Proton configurations in the hydrogen bonds of KH2PO4 as seen by resonant x-ray diffraction

TL;DR

This study uses resonant x-ray diffraction to investigate proton configurations in KH2PO4, revealing how proton ordering affects symmetry during phase transition and quantifying activation energies of different configurations.

Contribution

It demonstrates the sensitivity of forbidden x-ray reflections to proton configurations and provides quantitative analysis of their temperature-dependent probabilities.

Findings

Forbidden reflections are highly sensitive to proton configurations.

Proton configurations follow Arrhenius law with specific activation energies.
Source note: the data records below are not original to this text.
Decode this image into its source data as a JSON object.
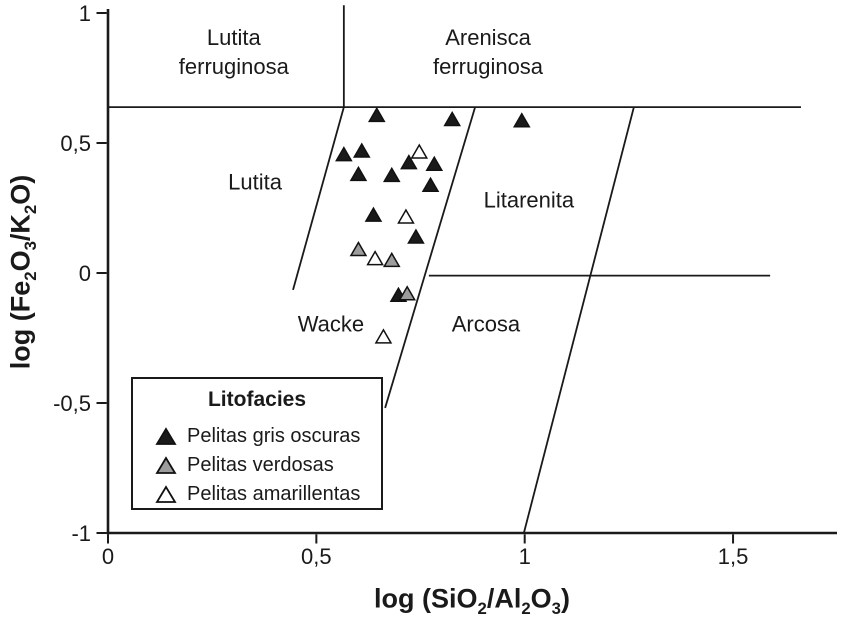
{
  "chart_data": {
    "type": "scatter",
    "title": "",
    "x_axis": {
      "title": "log (SiO_2/Al_2O_3)",
      "range": [
        0,
        1.75
      ],
      "ticks": [
        {
          "v": 0,
          "label": "0"
        },
        {
          "v": 0.5,
          "label": "0,5"
        },
        {
          "v": 1,
          "label": "1"
        },
        {
          "v": 1.5,
          "label": "1,5"
        }
      ]
    },
    "y_axis": {
      "title": "log (Fe_2O_3/K_2O)",
      "range": [
        -1,
        1
      ],
      "ticks": [
        {
          "v": 1,
          "label": "1"
        },
        {
          "v": 0.5,
          "label": "0,5"
        },
        {
          "v": 0,
          "label": "0"
        },
        {
          "v": -0.5,
          "label": "-0,5"
        },
        {
          "v": -1,
          "label": "-1"
        }
      ]
    },
    "grid": false,
    "regions": [
      {
        "name": "region-lutita-ferruginosa",
        "label": "Lutita\nferruginosa",
        "x": 0.302,
        "y": 0.85
      },
      {
        "name": "region-arenisca-ferruginosa",
        "label": "Arenisca\nferruginosa",
        "x": 0.912,
        "y": 0.85
      },
      {
        "name": "region-lutita",
        "label": "Lutita",
        "x": 0.353,
        "y": 0.35
      },
      {
        "name": "region-litarenita",
        "label": "Litarenita",
        "x": 1.01,
        "y": 0.281
      },
      {
        "name": "region-wacke",
        "label": "Wacke",
        "x": 0.535,
        "y": -0.196
      },
      {
        "name": "region-arcosa",
        "label": "Arcosa",
        "x": 0.907,
        "y": -0.196
      }
    ],
    "boundaries": [
      {
        "name": "ferruginous-divider-line",
        "x1": 0,
        "y1": 0.638,
        "x2": 1.663,
        "y2": 0.638
      },
      {
        "name": "fe-lutita-arenisca-divider-line",
        "x1": 0.566,
        "y1": 0.638,
        "x2": 0.566,
        "y2": 1.03
      },
      {
        "name": "lutita-wacke-boundary-line",
        "x1": 0.566,
        "y1": 0.638,
        "x2": 0.444,
        "y2": -0.065
      },
      {
        "name": "wacke-litarenita-boundary-line",
        "x1": 0.881,
        "y1": 0.638,
        "x2": 0.665,
        "y2": -0.519
      },
      {
        "name": "litarenita-right-boundary-line",
        "x1": 1.262,
        "y1": 0.638,
        "x2": 0.998,
        "y2": -1.0
      },
      {
        "name": "litarenita-arcosa-divider-line",
        "x1": 0.77,
        "y1": -0.01,
        "x2": 1.589,
        "y2": -0.01
      }
    ],
    "legend": {
      "title": "Litofacies",
      "position": "bottom-left"
    },
    "series": [
      {
        "name": "Pelitas gris oscuras",
        "symbol": "filled-triangle",
        "color": "#1a1a1a",
        "points": [
          [
            0.645,
            0.601
          ],
          [
            0.826,
            0.585
          ],
          [
            0.993,
            0.58
          ],
          [
            0.566,
            0.45
          ],
          [
            0.609,
            0.464
          ],
          [
            0.601,
            0.374
          ],
          [
            0.681,
            0.37
          ],
          [
            0.722,
            0.419
          ],
          [
            0.783,
            0.413
          ],
          [
            0.774,
            0.332
          ],
          [
            0.637,
            0.217
          ],
          [
            0.739,
            0.133
          ],
          [
            0.697,
            -0.091
          ]
        ]
      },
      {
        "name": "Pelitas verdosas",
        "symbol": "gray-triangle",
        "color": "#9c9c9c",
        "points": [
          [
            0.601,
            0.085
          ],
          [
            0.681,
            0.043
          ],
          [
            0.718,
            -0.085
          ]
        ]
      },
      {
        "name": "Pelitas amarillentas",
        "symbol": "open-triangle",
        "color": "#ffffff",
        "points": [
          [
            0.747,
            0.46
          ],
          [
            0.715,
            0.21
          ],
          [
            0.641,
            0.05
          ],
          [
            0.661,
            -0.251
          ]
        ]
      }
    ],
    "colors": {
      "ink": "#1a1a1a",
      "symbol_stroke": "#111111",
      "background": "#ffffff"
    }
  }
}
Proton 'freezing' alters the average symmetry during phase transition.

Abstract

KH2PO4 (KDP) belongs to the class of hydrogen-bonded ferroelectrics, whose paraelectric to ferroelectric phase transition is driven by the ordering of the protons in the hydrogen bonds. We demonstrate that forbidden reflections of KDP, when measured at an x-ray absorption edge, are highly sensitive to the asymmetry of proton configurations. The change of average symmetry caused by the "freezing" of the protons during the phase transition is clearly evidenced. In the paraelectric phase, we identify in the resonant spectra of the forbidden reflections a contribution related to the transient proton configurations in the hydrogen bonds, which violates the high average symmetry of the sites of the resonant atoms. The analysis of the temperature dependence reveals a change of relative probabilities of the different proton configurations. They follow the Arrhenius law, and the activation energies of polar and Slater configurations are 18.6 and 7.3 meV, respectively.